Last practice we were discussing a problem that was pretty tricky, and pretty much impossible to solve without knowing this method. The problem was (1/7)*54, 5 cubes with POB and K11 called. Applying a formula you can solve this problem pretty quickly, but let me get into the reasons why you can use shortcuts cycling.
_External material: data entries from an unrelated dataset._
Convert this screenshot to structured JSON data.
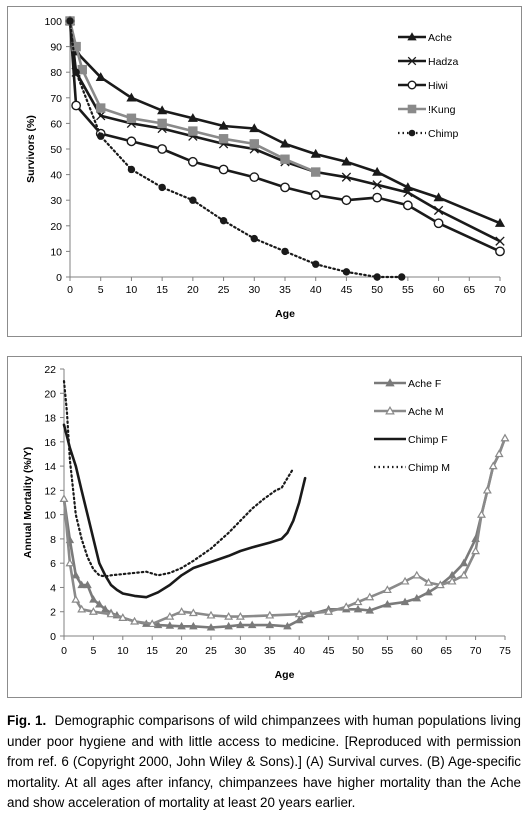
{
  "caption": {
    "label": "Fig. 1.",
    "text": "Demographic comparisons of wild chimpanzees with human populations living under poor hygiene and with little access to medicine. [Reproduced with permission from ref. 6 (Copyright 2000, John Wiley & Sons).] (A) Survival curves. (B) Age-specific mortality. At all ages after infancy, chimpanzees have higher mortality than the Ache and show acceleration of mortality at least 20 years earlier."
  },
  "chart_data": [
    {
      "type": "line",
      "title": "",
      "xlabel": "Age",
      "ylabel": "Survivors (%)",
      "xlim": [
        0,
        70
      ],
      "ylim": [
        0,
        100
      ],
      "x_ticks": [
        "0",
        "5",
        "10",
        "15",
        "20",
        "25",
        "30",
        "35",
        "40",
        "45",
        "50",
        "55",
        "60",
        "65",
        "70"
      ],
      "y_ticks": [
        "0",
        "10",
        "20",
        "30",
        "40",
        "50",
        "60",
        "70",
        "80",
        "90",
        "100"
      ],
      "legend_position": "top-right",
      "series": [
        {
          "name": "Ache",
          "color": "#1a1a1a",
          "marker": "triangle",
          "dash": "solid",
          "x": [
            0,
            1,
            5,
            10,
            15,
            20,
            25,
            30,
            35,
            40,
            45,
            50,
            55,
            60,
            70
          ],
          "y": [
            100,
            88,
            78,
            70,
            65,
            62,
            59,
            58,
            52,
            48,
            45,
            41,
            35,
            31,
            21
          ]
        },
        {
          "name": "Hadza",
          "color": "#1a1a1a",
          "marker": "x",
          "dash": "solid",
          "x": [
            0,
            1,
            5,
            10,
            15,
            20,
            25,
            30,
            35,
            40,
            45,
            50,
            55,
            60,
            70
          ],
          "y": [
            100,
            80,
            63,
            60,
            58,
            55,
            52,
            50,
            45,
            41,
            39,
            36,
            33,
            26,
            14
          ]
        },
        {
          "name": "Hiwi",
          "color": "#1a1a1a",
          "marker": "circle",
          "dash": "solid",
          "x": [
            0,
            1,
            5,
            10,
            15,
            20,
            25,
            30,
            35,
            40,
            45,
            50,
            55,
            60,
            70
          ],
          "y": [
            100,
            67,
            56,
            53,
            50,
            45,
            42,
            39,
            35,
            32,
            30,
            31,
            28,
            21,
            10
          ]
        },
        {
          "name": "!Kung",
          "color": "#8a8a8a",
          "marker": "square",
          "dash": "solid",
          "x": [
            0,
            1,
            2,
            5,
            10,
            15,
            20,
            25,
            30,
            35,
            40
          ],
          "y": [
            100,
            90,
            81,
            66,
            62,
            60,
            57,
            54,
            52,
            46,
            41
          ]
        },
        {
          "name": "Chimp",
          "color": "#1a1a1a",
          "marker": "dot",
          "dash": "dotted",
          "x": [
            0,
            1,
            5,
            10,
            15,
            20,
            25,
            30,
            35,
            40,
            45,
            50,
            54
          ],
          "y": [
            100,
            80,
            55,
            42,
            35,
            30,
            22,
            15,
            10,
            5,
            2,
            0,
            0
          ]
        }
      ]
    },
    {
      "type": "line",
      "title": "",
      "xlabel": "Age",
      "ylabel": "Annual Mortality (%/Y)",
      "xlim": [
        0,
        75
      ],
      "ylim": [
        0,
        22
      ],
      "x_ticks": [
        "0",
        "5",
        "10",
        "15",
        "20",
        "25",
        "30",
        "35",
        "40",
        "45",
        "50",
        "55",
        "60",
        "65",
        "70",
        "75"
      ],
      "y_ticks": [
        "0",
        "2",
        "4",
        "6",
        "8",
        "10",
        "12",
        "14",
        "16",
        "18",
        "20",
        "22"
      ],
      "legend_position": "top-right",
      "series": [
        {
          "name": "Ache F",
          "color": "#7a7a7a",
          "marker": "triangle-filled",
          "dash": "solid",
          "x": [
            0,
            1,
            2,
            3,
            4,
            5,
            6,
            7,
            8,
            9,
            10,
            12,
            14,
            16,
            18,
            20,
            22,
            25,
            28,
            30,
            32,
            35,
            38,
            40,
            42,
            45,
            48,
            50,
            52,
            55,
            58,
            60,
            62,
            64,
            66,
            68,
            70,
            71,
            72,
            73,
            74,
            75
          ],
          "y": [
            11.3,
            7.9,
            5.0,
            4.2,
            4.2,
            3.0,
            2.6,
            2.2,
            1.9,
            1.7,
            1.5,
            1.2,
            1.0,
            0.9,
            0.85,
            0.8,
            0.8,
            0.7,
            0.8,
            0.9,
            0.9,
            0.9,
            0.8,
            1.3,
            1.8,
            2.2,
            2.2,
            2.2,
            2.1,
            2.6,
            2.8,
            3.1,
            3.6,
            4.2,
            5.0,
            6.0,
            8.0,
            10.0,
            12.0,
            14.0,
            15.0,
            16.3
          ]
        },
        {
          "name": "Ache M",
          "color": "#8a8a8a",
          "marker": "triangle-open",
          "dash": "solid",
          "x": [
            0,
            1,
            2,
            3,
            5,
            8,
            10,
            12,
            15,
            18,
            20,
            22,
            25,
            28,
            30,
            35,
            40,
            45,
            48,
            50,
            52,
            55,
            58,
            60,
            62,
            64,
            66,
            68,
            70,
            71,
            72,
            73,
            74,
            75
          ],
          "y": [
            11.3,
            6.0,
            3.0,
            2.2,
            2.0,
            1.8,
            1.5,
            1.2,
            1.0,
            1.6,
            2.0,
            1.9,
            1.7,
            1.6,
            1.6,
            1.7,
            1.8,
            2.0,
            2.4,
            2.8,
            3.2,
            3.8,
            4.5,
            5.0,
            4.4,
            4.2,
            4.5,
            5.0,
            7.0,
            10.0,
            12.0,
            14.0,
            15.0,
            16.3
          ]
        },
        {
          "name": "Chimp F",
          "color": "#1a1a1a",
          "marker": "none",
          "dash": "solid",
          "x": [
            0,
            1,
            2,
            3,
            4,
            5,
            6,
            7,
            8,
            9,
            10,
            12,
            14,
            16,
            18,
            20,
            22,
            25,
            28,
            30,
            32,
            35,
            37,
            38,
            39,
            40,
            41
          ],
          "y": [
            17.4,
            15.5,
            14.0,
            12.0,
            10.0,
            8.0,
            6.0,
            5.0,
            4.2,
            3.8,
            3.5,
            3.3,
            3.2,
            3.6,
            4.2,
            5.0,
            5.6,
            6.1,
            6.6,
            7.0,
            7.3,
            7.7,
            8.0,
            8.5,
            9.5,
            11.0,
            13.0
          ]
        },
        {
          "name": "Chimp M",
          "color": "#1a1a1a",
          "marker": "none",
          "dash": "dotted",
          "x": [
            0,
            0.5,
            1,
            2,
            3,
            4,
            5,
            6,
            7,
            8,
            10,
            12,
            14,
            16,
            18,
            20,
            22,
            25,
            28,
            30,
            32,
            34,
            36,
            37,
            38,
            39
          ],
          "y": [
            21.0,
            18.5,
            14.5,
            10.0,
            8.0,
            6.5,
            5.5,
            5.0,
            4.9,
            5.0,
            5.1,
            5.2,
            5.3,
            5.0,
            5.2,
            5.6,
            6.2,
            7.2,
            8.5,
            9.5,
            10.5,
            11.3,
            12.0,
            12.2,
            13.0,
            13.8
          ]
        }
      ]
    }
  ]
}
Say you have a problem b^x with k. For the last number in your cycle, λ**, **you are saying that b^λ= nk+1, or that when you divide by a certain multiple of k, you get a remainder of 1. Say our actual problem is (5^33)/7 with K 11. If we do 5^33 K7 and 5^33 K11, we get these cycles:

K7

1 | 5 |

2 | 4 |

3 | 6 |

4 | 2 |

5 | 3 |

6 | 1 |

K11

1 | 5 |

2 | 3 |

3 | 4 |

4 | 9 |

5 | 1 |

So with k7, not only is 5^6=1, but 5^12, 5^18, etc. So for each of these, 5^6n= k+1. With k11, 5^5n= k+1. The power of 5 where these both equal 1 is 30, so if 5^30= nk+1 for both k7 and k11, that means nk is divisible by 77 and we can subtract it out. Thus λ=30, and we can solve for (5^3)/7.

If you do a problem like (5^44)/7 K7, the cycle length for k7 is 6 but 5^6 is only 7n+1, not 49n+1. So what we have to do with this one is raise both sides to the 7th power, getting (5^6)^7=(7n+1)^7. The left is just 5^42, and the right you can expand where you get 1+7n*7(the second 7 is from Pascal’s triangle) + 7n^2*21 +…. + 7n^7. All of the terms except for the 1 are multiples of 7^2, so you can reduce it to 1 and you find λ=42, and we reduce the goal to 5^2/7. If you do k=7^3, you would do it to the 49th power instead of the 7th, and your cycle length would be 6*7^2.

This is the basis of the formula for calculating λ**, **for which you take the prime factorization of your effective k A^a * B^b *… and you take the lcm of (A^(a-1), B^(b-1), A-1, B-1,…)

It is important to note that this only works if your base and k are relatively prime. For example if you take (8*40)/5 K10, you will never be able to cycle down to 1 because both the base and the multiple you subtract of 50 will both be even, thus you can only get even numbers. In this case the cycle length will be lcm(5,4) and you ignore the 2s, but the last number in your cycle will not be 1. In this case it’s 26.

I hope this explains a little bit better how K works. Here are some problems for you to practice:

(1/7)^5, k7, POB 5 cubes

(5^56)/9 K9 5 cubes